Darcy’s heart shuddered. His voice barely a whisper, he asked, “Do you regret refusing me?”

She kept her head bowed over the chessboard to conceal a blush as she nodded. When Elizabeth finally looked up, she began to fidget with a pawn, biting her lip in a way that drove him nearly to madness. “Shall we begin again?”

Darcy knew not if she meant to ask for another game of chess, or if she wished him to make his proposal again - here, in a room full of people! But he was irrevocably under her command, and if it was what she desired, he would do it, and hear the answer he longed for.

She advanced a pawn two spaces forward and looked at him expectantly.

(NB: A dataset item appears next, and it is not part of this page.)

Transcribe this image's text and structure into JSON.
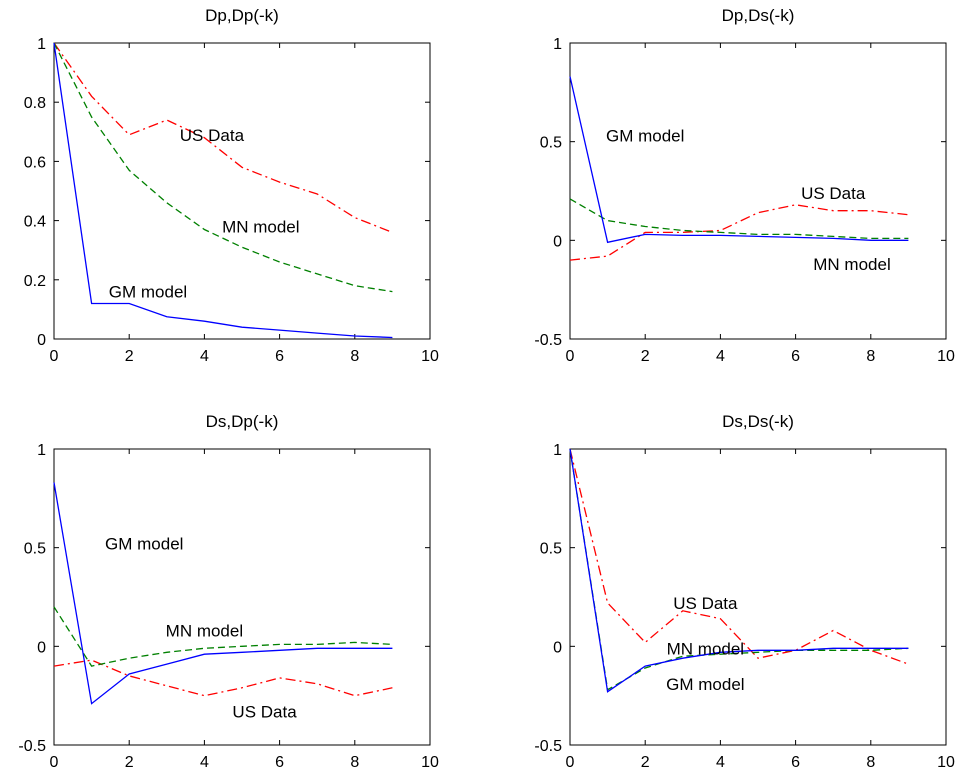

Darcy nodded, putting no more thought into his opening move than he had done in their first game; she could triumph over him forever if she liked.

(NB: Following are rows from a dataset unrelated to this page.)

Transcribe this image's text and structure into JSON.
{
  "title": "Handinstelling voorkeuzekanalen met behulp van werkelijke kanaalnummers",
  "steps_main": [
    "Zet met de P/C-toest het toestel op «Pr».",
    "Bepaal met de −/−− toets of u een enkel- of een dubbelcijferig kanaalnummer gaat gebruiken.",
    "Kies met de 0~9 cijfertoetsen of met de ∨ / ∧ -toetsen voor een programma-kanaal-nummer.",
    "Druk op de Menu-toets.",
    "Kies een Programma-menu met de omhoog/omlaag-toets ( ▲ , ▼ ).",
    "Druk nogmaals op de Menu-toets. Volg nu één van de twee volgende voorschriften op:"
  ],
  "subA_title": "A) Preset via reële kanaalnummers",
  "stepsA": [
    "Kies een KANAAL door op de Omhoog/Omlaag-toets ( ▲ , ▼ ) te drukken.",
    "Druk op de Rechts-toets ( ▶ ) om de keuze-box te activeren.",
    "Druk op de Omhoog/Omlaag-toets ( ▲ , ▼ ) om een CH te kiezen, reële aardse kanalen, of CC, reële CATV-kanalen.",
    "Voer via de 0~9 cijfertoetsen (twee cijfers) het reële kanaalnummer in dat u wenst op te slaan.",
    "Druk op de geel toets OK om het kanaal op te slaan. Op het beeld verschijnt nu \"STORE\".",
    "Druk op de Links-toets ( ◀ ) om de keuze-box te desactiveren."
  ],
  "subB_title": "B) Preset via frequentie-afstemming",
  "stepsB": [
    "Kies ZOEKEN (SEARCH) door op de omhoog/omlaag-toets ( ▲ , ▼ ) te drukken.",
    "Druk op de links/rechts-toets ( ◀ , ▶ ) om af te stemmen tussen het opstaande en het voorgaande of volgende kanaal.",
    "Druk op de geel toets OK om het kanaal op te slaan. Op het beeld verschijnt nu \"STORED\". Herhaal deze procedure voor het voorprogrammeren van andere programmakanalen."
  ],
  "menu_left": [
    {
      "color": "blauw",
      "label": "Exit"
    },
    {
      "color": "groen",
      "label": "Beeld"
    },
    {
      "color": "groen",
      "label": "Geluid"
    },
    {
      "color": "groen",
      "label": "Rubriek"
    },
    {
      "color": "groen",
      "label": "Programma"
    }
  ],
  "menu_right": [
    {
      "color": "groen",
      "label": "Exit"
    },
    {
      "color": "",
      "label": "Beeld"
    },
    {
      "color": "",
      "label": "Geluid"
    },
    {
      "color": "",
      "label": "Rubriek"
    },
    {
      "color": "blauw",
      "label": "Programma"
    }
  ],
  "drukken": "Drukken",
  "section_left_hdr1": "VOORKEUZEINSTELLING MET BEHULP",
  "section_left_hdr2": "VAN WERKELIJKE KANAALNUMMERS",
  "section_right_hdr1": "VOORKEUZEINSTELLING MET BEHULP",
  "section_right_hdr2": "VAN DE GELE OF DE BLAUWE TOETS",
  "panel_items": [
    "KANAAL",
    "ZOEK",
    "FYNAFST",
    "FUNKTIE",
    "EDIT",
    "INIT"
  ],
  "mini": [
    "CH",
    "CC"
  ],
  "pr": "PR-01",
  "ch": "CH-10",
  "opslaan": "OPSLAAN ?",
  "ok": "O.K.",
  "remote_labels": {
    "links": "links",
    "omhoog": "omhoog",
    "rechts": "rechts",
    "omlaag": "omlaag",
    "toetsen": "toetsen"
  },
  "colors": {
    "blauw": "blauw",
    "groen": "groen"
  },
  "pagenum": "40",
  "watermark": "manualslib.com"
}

Within a few moves Elizabeth had freed her queen to reign terror on the board; she aptly inquired, “Shall your aunt make any more mischief?”

“Richard longs for her to try, I am sure. There is nothing she could say or do that would have any impact on my own feelings and wishes - you would probably find her arrogant pretension amusing, since I know you to be impervious to the terrified capitulation she prefers to inspire.”

“Hmm. I am of your cousin’s view of things - I should very much like to meet her.”

“She is not likely to attend our wedding,” Darcy blurted out. He held a breath until she sputtered with laughter.

“Do you mean to dash my hopes, sir, that she will arrive in the middle of the ceremony, amidst a terrible thunderstorm, and kidnap me away, obliging you to charge after her with saber drawn?” She winked again.

“Another novel I shall have to lend you, if only you will hurry along with the first one, so that we might discuss it.”

“Tomorrow,” he said with a smile.

Her eyes shone. “You give me such power, no fear of my abusing it with every whim and demand to do my bidding?”

“You know that I am not afraid of you, either - and that I would give you everything,” he said in a low voice, smiling slowly as he watched the effect of his words thrill through her.

“Yes.” She grinned. “Tell me what you imagine the next fifty years should be like.”

And so Darcy did. He described his home, the Darcy relations he saw often, the family traditions his mother had taught him to love, the ways they might care for his estate and tenants, and a few of the more chaste ways they might occupy their days and years together.

He saw her surprise when he began to speak of how he imagined visits from her sisters might be.

“They would be welcome to visit often?”

“Of course, Elizabeth. And I shall offer to hire them tutors and masters, if you permit it, not because I find them wanting, but because anything I am willing to do for Georgiana, I would do for your sisters when they become my sisters.”

“Now that they have gotten the worst out of the way, I hope they shall all become friends. Georgiana would be a calming influence on them. And we can always ship Mamma off to Lady Catherine if she does not calm her nerves once two of her daughters are settled.”

They had long abandoned their chess game, and Darcy toppled pieces as he reached across the board to take her hand again. “I never imagined I should be obliged to persuade my bride that life at Pemberley would indeed be agreeable.”

“But you would never have been happy with a woman who would have been satisfied simply with Pemberley. She must really love it, as you do - and she must truly love you.”

“You comprehend me perfectly,” Darcy said.

“At last,” she said with a breathy laugh. “And I am very near to such clarity for myself.”

Darcy would press her no further; it was enough that she was closer to giving him the answer that he desired. He would wait for it, even if residing under the same roof as her in the interval proved a tantalizing torment.